The largest U.S. lender plans to add staff after it hired more than a hundred bankers this year to serve companies in the so-called innovation economy in sectors such as technology, e-commerce and life sciences.
“As this year plays out with market disruption and the shift in our competitive landscape, we have substantially heightened our new client acquisition,” Doug Petno, JPMorgan’s CEO of commercial banking, said in remarks at the bank’s investor day in New York on Monday.
To accommodate the growth, “we’re adding incrementally higher front and middle-office support,” he added.
The business, which has more than 300 bankers, has benefited from recent banking turmoil sparked by the collapse of Silicon Valley Bank in March. The failed lender catered to startups and other venture capital-backed firms, and many of its depositors sought safety in larger institutions such as JPMorgan.
Two other regional lenders were subsequently seized by banking regulators, including First Republic Bank (OTC:FRCB), which JPMorgan bought earlier this month.

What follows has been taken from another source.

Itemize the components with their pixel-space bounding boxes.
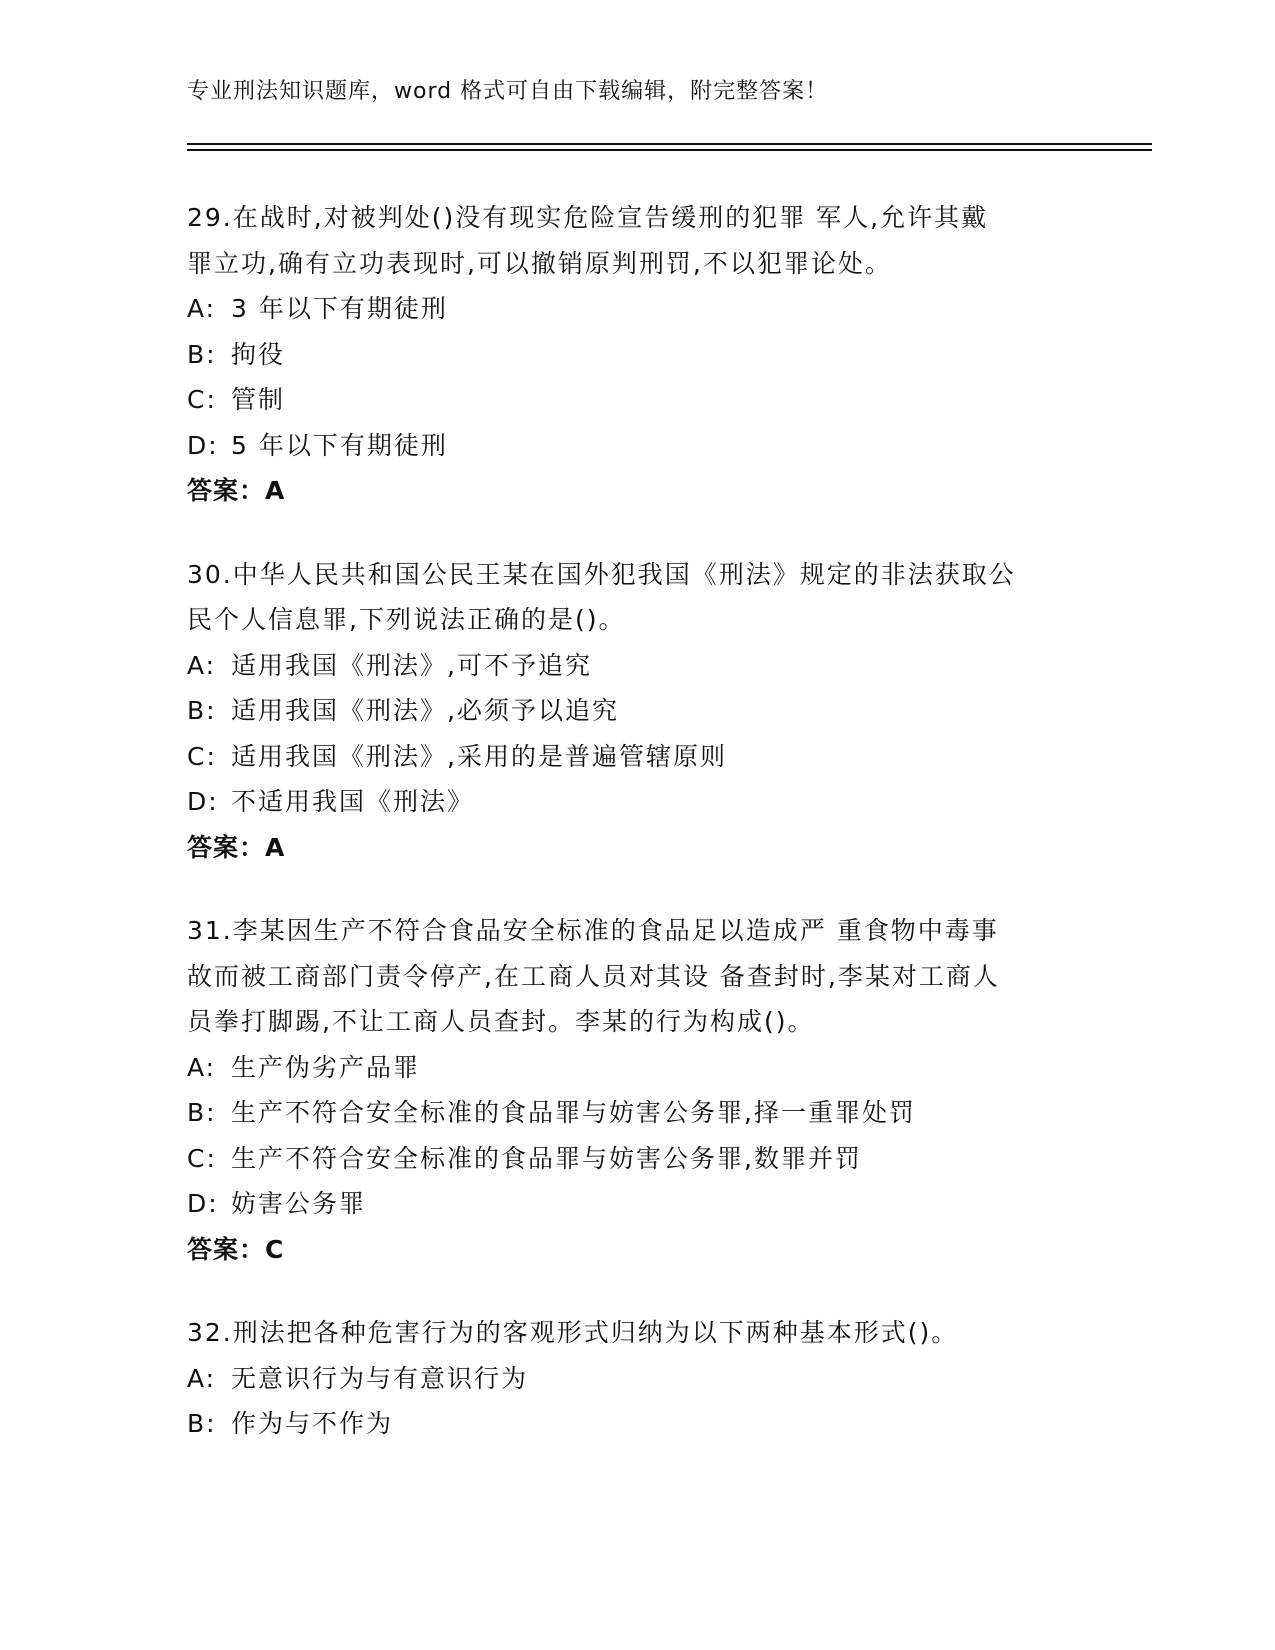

JPMorgan’s broader commercial bank has more than 18,000 clients, including mid-sized businesses and corporations, government entities and non-profits and more than 33,000 real estate investors or owners.
“We have seen an influx of companies come to us in the last two months that are looking for a more stable environment,” said Melissa Smith, Melissa Smith, head of innovation economy and specialized industries in JPMorgan’s middle market banking division.
The business aims to provide startups with basic account services such as payments, cash management and loans before they grow to a size that requires more complex advisory work, such as raising capital through equity or debt offerings.
It also aims to expand overseas to serve early-stage companies in the United Kingdom, Europe and Asia.